Di sini, ‘Aliy bin Al-Madiiniy menyendiri dalam jarh kepada Al-Fadhl, padahal imam-imam yang lain seperti Ibnu Ma’iin, Ibnu Sa’d, Abu Haatim, Wakii’, Abu Nu’aim, Ibnul-Mubaarak, Ibnu Hibbaan, Ibnu Syaahin, dan Al-Haakim memberitakan ta’dil yang pasti kepadanya. Penyendirian jarh Ibnul-Maadiniy tidaklah merusak kredibilitas Al-Fadhl. Selain itu, ia (Ibnul-Madiiniy) hanya menjelaskan satu hadits saja yang menurutnya merupakan riwayat munkar (hadits penghunusan pedang). Sungguh sangat tidak fair jika kemudian Al-Fadhl dengan ketsiqahan dan ketsabatannya dihukumi: suka menyampaikan hadis nyeleneh. Jangan-jangan orang yang mengucapkan itulah yang lebih pantas disebut nyleneh.

3. Al-Husain bin Waaqid Al-Marwaziy, Abu ‘Abdillah Al-Qurasyiy; seorang yang tsiqah, namun mempunyai beberapa keraguan (lahu auhaam) (w. 157/159 H). Muslim memakai riwayatnya sebagai mutaba’ah dalam kitab Shahih-nya. Setidaknya, begitulah perkataan Ibnu Hajar dalam At-Taqriib (hal. 251 no. 1367).

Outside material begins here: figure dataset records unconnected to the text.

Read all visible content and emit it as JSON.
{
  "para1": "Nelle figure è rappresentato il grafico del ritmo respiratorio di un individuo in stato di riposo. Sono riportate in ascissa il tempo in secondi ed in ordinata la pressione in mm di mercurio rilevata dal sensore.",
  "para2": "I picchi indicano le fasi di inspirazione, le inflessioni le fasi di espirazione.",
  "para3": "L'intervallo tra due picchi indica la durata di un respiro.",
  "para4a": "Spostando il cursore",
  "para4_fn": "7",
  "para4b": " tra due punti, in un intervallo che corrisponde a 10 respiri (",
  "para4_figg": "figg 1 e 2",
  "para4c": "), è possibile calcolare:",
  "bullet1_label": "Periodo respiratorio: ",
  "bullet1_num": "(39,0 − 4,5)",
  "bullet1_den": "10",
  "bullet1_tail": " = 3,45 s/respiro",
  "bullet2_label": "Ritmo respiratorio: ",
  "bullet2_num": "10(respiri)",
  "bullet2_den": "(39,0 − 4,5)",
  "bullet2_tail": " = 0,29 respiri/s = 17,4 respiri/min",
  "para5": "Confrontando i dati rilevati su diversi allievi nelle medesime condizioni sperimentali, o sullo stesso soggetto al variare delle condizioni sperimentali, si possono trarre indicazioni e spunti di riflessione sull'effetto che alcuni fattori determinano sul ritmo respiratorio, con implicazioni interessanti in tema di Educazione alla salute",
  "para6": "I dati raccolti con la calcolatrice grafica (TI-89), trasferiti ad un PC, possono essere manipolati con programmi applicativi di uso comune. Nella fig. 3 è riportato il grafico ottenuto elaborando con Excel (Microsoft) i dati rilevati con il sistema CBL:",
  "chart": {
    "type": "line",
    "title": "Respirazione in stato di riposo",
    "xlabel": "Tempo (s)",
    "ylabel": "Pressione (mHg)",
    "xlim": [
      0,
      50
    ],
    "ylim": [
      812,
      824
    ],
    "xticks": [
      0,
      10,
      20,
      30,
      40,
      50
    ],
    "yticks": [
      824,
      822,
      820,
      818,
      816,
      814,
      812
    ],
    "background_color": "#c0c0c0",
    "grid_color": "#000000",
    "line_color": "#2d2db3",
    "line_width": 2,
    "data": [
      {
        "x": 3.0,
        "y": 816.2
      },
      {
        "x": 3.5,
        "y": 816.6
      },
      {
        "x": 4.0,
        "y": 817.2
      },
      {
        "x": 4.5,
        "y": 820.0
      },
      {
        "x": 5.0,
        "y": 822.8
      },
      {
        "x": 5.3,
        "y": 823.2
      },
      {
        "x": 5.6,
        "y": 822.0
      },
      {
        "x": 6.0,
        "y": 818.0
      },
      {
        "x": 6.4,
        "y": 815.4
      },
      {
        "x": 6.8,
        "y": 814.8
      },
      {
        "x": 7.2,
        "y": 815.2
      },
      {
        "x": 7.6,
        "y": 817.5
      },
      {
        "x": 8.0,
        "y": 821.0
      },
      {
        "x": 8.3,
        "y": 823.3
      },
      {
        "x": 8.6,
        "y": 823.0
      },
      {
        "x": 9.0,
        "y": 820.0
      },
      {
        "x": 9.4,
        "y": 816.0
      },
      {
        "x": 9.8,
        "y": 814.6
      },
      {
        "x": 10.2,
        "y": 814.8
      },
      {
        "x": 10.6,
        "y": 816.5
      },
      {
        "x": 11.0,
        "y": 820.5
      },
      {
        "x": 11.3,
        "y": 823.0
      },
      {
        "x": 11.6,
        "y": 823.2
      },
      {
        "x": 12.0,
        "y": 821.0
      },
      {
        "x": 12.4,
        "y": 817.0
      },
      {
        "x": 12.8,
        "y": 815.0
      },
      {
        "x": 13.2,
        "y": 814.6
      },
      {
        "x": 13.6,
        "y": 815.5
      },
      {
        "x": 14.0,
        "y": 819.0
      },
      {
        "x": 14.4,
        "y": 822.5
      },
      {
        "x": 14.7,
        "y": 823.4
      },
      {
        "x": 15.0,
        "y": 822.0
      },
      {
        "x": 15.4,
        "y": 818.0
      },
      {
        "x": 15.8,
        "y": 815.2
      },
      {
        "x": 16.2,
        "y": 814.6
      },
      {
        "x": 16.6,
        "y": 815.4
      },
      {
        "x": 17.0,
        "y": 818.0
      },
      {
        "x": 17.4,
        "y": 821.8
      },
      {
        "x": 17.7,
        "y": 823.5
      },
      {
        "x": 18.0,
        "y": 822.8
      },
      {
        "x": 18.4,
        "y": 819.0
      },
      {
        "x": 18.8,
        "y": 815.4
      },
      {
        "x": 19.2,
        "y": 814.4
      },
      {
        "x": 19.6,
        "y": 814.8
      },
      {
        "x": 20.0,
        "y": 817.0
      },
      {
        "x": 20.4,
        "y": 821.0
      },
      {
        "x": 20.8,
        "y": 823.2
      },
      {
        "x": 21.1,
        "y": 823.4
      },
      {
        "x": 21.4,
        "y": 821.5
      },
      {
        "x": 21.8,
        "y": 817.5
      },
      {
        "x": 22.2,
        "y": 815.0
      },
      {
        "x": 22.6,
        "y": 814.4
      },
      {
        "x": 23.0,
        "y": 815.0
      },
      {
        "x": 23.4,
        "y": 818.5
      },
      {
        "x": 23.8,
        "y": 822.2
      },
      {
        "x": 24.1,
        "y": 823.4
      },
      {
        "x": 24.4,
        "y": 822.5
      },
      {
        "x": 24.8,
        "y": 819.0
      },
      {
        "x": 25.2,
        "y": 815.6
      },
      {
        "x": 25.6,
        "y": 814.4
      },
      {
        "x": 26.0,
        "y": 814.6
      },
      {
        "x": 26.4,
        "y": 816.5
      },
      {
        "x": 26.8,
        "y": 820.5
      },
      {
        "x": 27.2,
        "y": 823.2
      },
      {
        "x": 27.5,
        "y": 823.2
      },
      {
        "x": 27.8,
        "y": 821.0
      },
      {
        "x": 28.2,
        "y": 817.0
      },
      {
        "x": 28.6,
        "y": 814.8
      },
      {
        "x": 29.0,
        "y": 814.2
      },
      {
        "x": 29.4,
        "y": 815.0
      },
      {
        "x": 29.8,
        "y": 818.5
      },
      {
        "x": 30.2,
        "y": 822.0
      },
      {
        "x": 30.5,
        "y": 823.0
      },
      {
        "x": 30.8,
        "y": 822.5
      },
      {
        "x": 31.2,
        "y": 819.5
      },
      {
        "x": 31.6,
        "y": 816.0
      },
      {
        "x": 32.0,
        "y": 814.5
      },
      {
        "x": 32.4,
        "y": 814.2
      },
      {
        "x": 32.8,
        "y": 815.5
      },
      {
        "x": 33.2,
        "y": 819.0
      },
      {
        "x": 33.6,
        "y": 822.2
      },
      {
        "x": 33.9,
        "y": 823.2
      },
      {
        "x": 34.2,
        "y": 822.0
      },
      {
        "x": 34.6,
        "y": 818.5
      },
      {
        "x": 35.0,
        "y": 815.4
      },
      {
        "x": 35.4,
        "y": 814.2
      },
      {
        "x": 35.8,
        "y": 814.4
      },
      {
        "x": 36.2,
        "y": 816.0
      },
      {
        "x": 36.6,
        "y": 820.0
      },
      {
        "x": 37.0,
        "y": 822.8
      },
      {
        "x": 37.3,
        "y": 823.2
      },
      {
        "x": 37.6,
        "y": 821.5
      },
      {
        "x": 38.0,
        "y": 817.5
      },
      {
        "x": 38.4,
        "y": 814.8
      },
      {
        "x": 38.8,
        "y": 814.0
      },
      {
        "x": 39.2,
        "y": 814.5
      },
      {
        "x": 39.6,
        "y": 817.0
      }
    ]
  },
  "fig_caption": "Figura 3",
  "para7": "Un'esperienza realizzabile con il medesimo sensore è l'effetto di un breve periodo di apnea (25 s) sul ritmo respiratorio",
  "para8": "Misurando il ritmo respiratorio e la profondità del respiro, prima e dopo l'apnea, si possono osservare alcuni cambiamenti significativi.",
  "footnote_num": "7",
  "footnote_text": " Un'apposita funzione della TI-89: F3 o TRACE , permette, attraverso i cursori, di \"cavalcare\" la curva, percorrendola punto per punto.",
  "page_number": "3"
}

Ibnul-Mubaarak sangat memuji dan meninggikan Al-Husain bin Waaqid. Ahmad berkata: "Tidak mengapa dengannya (laisa bihi ba’s). Di lain tempat ia berkata: "Ia mempunyai beberapa riwayat yang diingkari". Di lain tempat ia berkata: "Aku tidak mengingkari hadits Husain bin Waaqid dan Abul-Muniib dari Ibnu Buraidah". Al-‘Uqailiy berkata: "Ahmad bin Hanbal mengingkari haditsnya". Yahyaa bin Ma’iin berkata: "Tsiqah". An-Nasaa’iy dan Abu Zur’ah berkata: "Tidak mengapa dengannya (laisa bihi ba’s)". Ibnu Hibbaan memasukkanya dalam Ats-Tsiqaat, dan berkata: "…..kadang melakukan kekeliruan dalam riwayat-riwayat. Ia menulis hadits dari Ayyuub As-Sikhtiyaaniy dan Ayyuub bin Khuuth. Semua riwayat munkar pada dirinya berasal dari jalur periwayatan Ayyuub, dari Naafi’, dari Ibnu ‘Umar. Ayyuub yang dimaksud di sini adalah Ayyuub bin Khuuth, bukan Ayyuub As-Sikhtiyaaniy". Ibnu Sa’d berkata: "Ia seorang yang hasanul-hadiits". Abu Daawud berkata: "Tidak mengapa dengannya (laisa bihi ba’s)". As-Saajiy berkata: "Fiihi nadhar, ia seorang yang shaduuq namun banyak ragu" (selengkapnya lihat: Tahdziibul-Kamaal, 6/491-495 no. 1346 dan Tahdziibut-Tahdziib, 2/373-374 no. 642). Adz-Dzahabiy berkata: "Seorang ‘aalim, shaahibul-hadiits"(1) (Siyaru A’laamin-Nubalaa’, 10/211). Al-Albaaniy berkata: "Ia seorang yang hasanul-hadiits, insya Allah" (Irwaaul-Ghaliil, 6/272). Basyar ‘Awwaad dan Al-Arna’uth berkata: "Shaduuq, hasanul-hadiits" (Tahriiru At-Taqriib, 1/294 no. 1358).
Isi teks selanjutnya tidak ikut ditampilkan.